Ces dates peuvent varier selon la date de clôture, mais elles donnent un cadre utile pour les entreprises qui cherchent à vérifier leur planning 2017. Le mauvais traitement du CICE ne se voit pas toujours au premier acompte. Il se révèle souvent au fil de l’année, lorsque le cumul des paiements devient inférieur au niveau attendu par l’administration ou lorsque le solde final devient plus lourd que prévu.
Exemple complet de raisonnement
Imaginons une société de services avec les données suivantes :
- IS de référence avant crédits : 52 000 € ;
- CICE 2017 : 8 400 € ;
- autres crédits d’impôt : 1 600 € ;
- IS net après crédits : 42 000 €.
Le calcul correct des acomptes reste basé sur 52 000 €. Chaque acompte est donc de 13 000 €. Au total, la société aura versé 52 000 € d’acomptes sur l’année si elle suit strictement la base de référence. Lors de la liquidation, les crédits d’impôt de 10 000 € ramènent l’IS net à 42 000 €. La société peut alors constater un trop-versé imputable ou récupérable selon la situation déclarative. C’est précisément pour cela qu’une entreprise peut avoir la sensation d’avoir “trop payé” au fil de l’eau, alors même que son calcul d’acomptes était juridiquement correct.
Les erreurs les plus fréquentes
- déduire le CICE dès le premier acompte sans base juridique suffisante ;
- confondre IS net comptable et IS de référence pour acompte ;
- mélanger acompte trimestriel standard et règles spécifiques de dernier acompte pour grandes entreprises ;
- oublier le seuil de dispense sous 3 000 € ;
- ne pas conserver les justificatifs du CICE et de son imputation.

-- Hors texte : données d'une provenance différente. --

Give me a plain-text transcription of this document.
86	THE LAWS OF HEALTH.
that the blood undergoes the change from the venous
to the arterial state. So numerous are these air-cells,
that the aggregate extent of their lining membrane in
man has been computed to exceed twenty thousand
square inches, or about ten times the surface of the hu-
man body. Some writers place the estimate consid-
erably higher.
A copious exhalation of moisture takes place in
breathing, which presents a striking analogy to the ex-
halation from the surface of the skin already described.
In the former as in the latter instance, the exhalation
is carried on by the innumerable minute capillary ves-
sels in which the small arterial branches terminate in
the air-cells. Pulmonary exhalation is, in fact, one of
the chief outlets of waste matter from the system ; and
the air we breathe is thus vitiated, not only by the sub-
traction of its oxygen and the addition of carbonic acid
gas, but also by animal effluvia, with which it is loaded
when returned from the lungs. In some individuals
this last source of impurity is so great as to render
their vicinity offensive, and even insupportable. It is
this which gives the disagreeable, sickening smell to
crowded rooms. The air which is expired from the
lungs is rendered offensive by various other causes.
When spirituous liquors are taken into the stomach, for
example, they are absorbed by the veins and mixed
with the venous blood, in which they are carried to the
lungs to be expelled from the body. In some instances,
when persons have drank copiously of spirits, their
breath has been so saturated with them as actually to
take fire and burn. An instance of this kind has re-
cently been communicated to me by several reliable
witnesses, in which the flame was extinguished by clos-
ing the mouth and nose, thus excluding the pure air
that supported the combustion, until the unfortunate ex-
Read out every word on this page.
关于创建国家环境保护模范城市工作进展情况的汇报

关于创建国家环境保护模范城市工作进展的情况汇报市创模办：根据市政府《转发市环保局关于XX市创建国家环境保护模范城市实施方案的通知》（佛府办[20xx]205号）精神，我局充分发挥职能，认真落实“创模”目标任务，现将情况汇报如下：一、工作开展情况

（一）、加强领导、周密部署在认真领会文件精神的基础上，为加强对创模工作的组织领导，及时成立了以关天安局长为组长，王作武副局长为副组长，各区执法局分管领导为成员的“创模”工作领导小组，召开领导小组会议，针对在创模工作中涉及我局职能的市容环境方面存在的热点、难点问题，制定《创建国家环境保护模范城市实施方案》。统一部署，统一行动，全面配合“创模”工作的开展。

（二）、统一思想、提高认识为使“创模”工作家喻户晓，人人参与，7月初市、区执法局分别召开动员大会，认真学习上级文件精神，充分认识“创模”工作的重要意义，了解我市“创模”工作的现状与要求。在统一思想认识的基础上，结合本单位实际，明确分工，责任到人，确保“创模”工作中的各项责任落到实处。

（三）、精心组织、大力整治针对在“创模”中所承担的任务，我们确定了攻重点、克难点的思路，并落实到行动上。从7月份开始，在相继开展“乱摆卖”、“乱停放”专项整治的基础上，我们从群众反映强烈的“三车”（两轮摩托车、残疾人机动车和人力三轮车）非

Ce que montre le simulateur ci-dessus
Le calculateur compare volontairement deux visions :
- la méthode conforme, qui maintient la base des acomptes sur l’IS avant crédits ;
- la méthode erronée, qui retranche le CICE et les autres crédits trop tôt.
Le graphique visualise l’écart cumulé trimestre après trimestre. Cet écart représente le risque de sous-paiement si le CICE est pris en compte au mauvais moment. Pour une direction financière, cette lecture est utile car elle permet de distinguer trois masses : le prépaiement légal, l’IS net estimé après crédits, et l’éventuel trop-versé de trésorerie qui sera récupéré au moment du solde ou du remboursement de la créance.
Sources officielles à consulter
Pour sécuriser votre pratique, vous pouvez consulter directement des ressources officielles :
- impots.gouv.fr pour les formulaires, notices et informations sur l’impôt sur les sociétés ;
- bofip.impots.gouv.fr pour la doctrine administrative détaillée ;
- economie.gouv.fr pour les fiches pratiques liées au CICE et à la fiscalité des entreprises.
Conclusion
Si vous cherchez une réponse simple à la question “calcul acompte IS 2017 prend on en compte le CICE”, retenez ceci : dans le calcul standard des acomptes, le CICE n’est pas déduit de la base d’acompte ; il intervient ensuite au stade du solde d’IS. Cette approche évite de minorer à tort les acomptes, sécurise le dossier fiscal et reflète la logique administrative de l’époque. En cas de montant significatif, de groupe fiscal intégré ou de situation atypique, une validation par un expert-comptable ou un fiscaliste reste fortement recommandée.